Friday, March 27, 2009

Amateur Astronomy

So I have been trying to get my feet wet with amateur astronomy for a while now. I finally have a good book with some star charts, and a nice set of binoculars suitable for star-gazing. Tonight I thought I was going to go to my first Eugene Astronomical Society meeting but the meeting was actually last night. So on a lark I decided to grab my gear and head up to someplace really dark - I settled on a place I'd seen mentioned on the EAS mail list, Eagle's Rest. My motivation for leaving the house had as much to do with wanting to get away from distractions as with needing more dark - we have really very good skies here at the house depending how many neighbors have porch lights on on any given night.
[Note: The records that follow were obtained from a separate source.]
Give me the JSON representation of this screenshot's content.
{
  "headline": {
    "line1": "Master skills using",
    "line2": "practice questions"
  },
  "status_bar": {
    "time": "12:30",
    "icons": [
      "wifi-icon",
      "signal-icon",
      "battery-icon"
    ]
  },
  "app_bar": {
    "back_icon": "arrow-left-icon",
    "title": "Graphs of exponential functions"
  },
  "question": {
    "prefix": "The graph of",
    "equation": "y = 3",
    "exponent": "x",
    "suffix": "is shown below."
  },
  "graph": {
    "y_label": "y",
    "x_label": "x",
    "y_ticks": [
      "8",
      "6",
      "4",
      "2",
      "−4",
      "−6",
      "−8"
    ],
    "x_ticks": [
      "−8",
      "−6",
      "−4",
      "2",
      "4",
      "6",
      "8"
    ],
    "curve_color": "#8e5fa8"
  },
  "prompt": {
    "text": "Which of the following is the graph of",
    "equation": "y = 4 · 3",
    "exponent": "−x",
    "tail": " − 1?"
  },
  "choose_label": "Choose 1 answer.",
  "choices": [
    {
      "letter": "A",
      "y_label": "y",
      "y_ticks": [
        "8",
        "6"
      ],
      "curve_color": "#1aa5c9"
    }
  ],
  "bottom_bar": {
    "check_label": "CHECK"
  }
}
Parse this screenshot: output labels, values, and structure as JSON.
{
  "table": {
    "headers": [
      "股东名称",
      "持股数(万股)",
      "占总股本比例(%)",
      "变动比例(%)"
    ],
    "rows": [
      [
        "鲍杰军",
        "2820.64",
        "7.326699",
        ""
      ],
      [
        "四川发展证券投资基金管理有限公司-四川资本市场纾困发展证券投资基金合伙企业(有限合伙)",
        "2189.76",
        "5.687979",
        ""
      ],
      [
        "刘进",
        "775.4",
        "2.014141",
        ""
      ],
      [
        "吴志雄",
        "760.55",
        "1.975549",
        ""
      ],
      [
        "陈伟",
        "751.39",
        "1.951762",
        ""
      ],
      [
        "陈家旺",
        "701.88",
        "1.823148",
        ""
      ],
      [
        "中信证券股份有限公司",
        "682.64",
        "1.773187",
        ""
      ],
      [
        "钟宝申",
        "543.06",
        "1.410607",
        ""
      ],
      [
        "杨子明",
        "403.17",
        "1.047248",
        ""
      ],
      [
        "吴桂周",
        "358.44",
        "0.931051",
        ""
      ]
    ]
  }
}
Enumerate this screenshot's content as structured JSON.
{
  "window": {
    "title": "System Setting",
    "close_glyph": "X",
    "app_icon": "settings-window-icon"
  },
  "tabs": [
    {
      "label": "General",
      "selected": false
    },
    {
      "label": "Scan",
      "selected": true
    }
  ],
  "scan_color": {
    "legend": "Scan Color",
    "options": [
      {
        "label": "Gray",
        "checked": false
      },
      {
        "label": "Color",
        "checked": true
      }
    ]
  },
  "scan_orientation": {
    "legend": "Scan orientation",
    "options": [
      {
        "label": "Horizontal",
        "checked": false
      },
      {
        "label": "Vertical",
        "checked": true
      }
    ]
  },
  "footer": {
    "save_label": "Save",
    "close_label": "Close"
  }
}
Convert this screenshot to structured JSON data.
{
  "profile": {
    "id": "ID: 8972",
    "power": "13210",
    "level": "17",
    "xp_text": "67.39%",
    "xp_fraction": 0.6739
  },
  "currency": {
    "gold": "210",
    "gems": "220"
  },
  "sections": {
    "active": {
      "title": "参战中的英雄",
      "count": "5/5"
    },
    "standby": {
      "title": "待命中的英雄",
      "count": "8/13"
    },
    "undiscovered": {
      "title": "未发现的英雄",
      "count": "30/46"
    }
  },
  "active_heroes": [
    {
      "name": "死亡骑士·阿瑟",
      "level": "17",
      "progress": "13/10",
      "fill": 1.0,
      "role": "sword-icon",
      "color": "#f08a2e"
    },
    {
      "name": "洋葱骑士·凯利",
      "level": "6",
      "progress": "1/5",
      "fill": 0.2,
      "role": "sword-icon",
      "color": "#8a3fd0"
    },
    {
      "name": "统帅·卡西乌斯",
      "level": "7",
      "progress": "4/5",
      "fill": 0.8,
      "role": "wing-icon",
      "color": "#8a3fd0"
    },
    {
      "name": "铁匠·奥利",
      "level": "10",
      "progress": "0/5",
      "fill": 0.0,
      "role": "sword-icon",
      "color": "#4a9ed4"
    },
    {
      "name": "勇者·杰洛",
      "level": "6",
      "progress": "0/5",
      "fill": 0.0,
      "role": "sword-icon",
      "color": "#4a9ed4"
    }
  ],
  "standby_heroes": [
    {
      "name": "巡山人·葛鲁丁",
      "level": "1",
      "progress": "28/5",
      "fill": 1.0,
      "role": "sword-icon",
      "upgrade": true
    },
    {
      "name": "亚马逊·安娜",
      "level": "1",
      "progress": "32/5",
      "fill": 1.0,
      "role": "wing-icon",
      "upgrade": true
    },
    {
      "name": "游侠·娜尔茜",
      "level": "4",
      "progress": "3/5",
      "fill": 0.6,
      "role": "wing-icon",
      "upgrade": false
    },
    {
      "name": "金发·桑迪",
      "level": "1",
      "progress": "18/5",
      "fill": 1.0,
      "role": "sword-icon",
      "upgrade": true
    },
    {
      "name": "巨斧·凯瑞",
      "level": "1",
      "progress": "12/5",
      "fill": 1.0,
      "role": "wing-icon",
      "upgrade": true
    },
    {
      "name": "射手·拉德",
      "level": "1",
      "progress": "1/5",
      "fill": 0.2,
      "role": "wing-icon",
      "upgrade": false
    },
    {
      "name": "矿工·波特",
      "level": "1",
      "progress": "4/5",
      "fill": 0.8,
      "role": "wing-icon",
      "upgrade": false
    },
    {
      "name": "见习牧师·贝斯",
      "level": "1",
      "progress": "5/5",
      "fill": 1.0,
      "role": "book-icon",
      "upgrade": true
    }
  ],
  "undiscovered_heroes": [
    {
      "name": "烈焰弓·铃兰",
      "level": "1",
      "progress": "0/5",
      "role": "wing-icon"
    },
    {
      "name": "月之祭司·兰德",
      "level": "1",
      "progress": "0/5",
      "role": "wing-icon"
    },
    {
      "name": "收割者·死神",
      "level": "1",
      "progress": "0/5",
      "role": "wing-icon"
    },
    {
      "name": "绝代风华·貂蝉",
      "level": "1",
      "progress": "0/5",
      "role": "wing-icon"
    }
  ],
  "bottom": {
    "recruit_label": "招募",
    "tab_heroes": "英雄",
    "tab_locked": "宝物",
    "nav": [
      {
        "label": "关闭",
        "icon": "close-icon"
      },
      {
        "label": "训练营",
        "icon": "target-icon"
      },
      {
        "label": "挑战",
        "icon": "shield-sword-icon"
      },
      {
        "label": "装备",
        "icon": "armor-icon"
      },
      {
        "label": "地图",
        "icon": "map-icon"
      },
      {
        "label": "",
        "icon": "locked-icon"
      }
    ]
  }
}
Before I left I checked various sources of detailed weather forecasting, and I had this notion that I might have dark, clear skies for a little while right after sunset. So I drove the 40 minutes out and up the hill on Eagle's Rest Road. The fragmentary directions I had suggested there was a clear site a mile and a half up, and there it was, a little ways past the end of the pavement, a little turn-off surrounded by muddy 4x4 ruts and thousands of spent rounds of ammunition. Sad, really, that people can't be bothered to pick up after themselves.

It was still fairly light, so I settled down to review my books and practice with my binoculars. Soon though a large cloud bank started to slide in over my location. In another half hour there was a tiny open patch of sky with a single solitary star visible in it. The binoculars turned this into a pepper-specked field of deep blue. I jumped from one hole to the next for a while, just practicing focusing. I tracked a couple of airplanes, and a couple of satellites.

There were hundreds or thousands of frogs nearby calling wildly. However any time I made a distinct noise, they would all stop very suddenly. It was really strange. They would also stop when a dog who had to be a mile away would bark. Once I heard a coyote.

Finally it was dark, and the southern quarter of the sky opened up. I was able to locate right away what I was sure was the Pleiades, and near it Taurus. My mom taught me a few constellations when I was 8 or 9 and those two were ones I felt pretty confident about. But I couldn't line it up on the chart and I feared I might be wrong. The clouds were darting around. I saw some interesting stuff, but I got discouraged and started to drive back down the hill.

As soon as I got to the bottom of the hill I looked south and now the sky was much more clear. I stood there trying to get my bearings. Suddenly the clouds pulled back and I recognized unmistakable Orion! I corroborated the position of Taurus and Pleiades, and tried to find some other constellations. I think I found Pegasus and Gemini. But I went back to Orion and saw what must have been the nebula. Then I saw a shooting star, and traced another, brighter satellite all the way across the sky.

I love looking at the stars! I can't wait to really get my bearings, so I can be prepared for deeper explorations!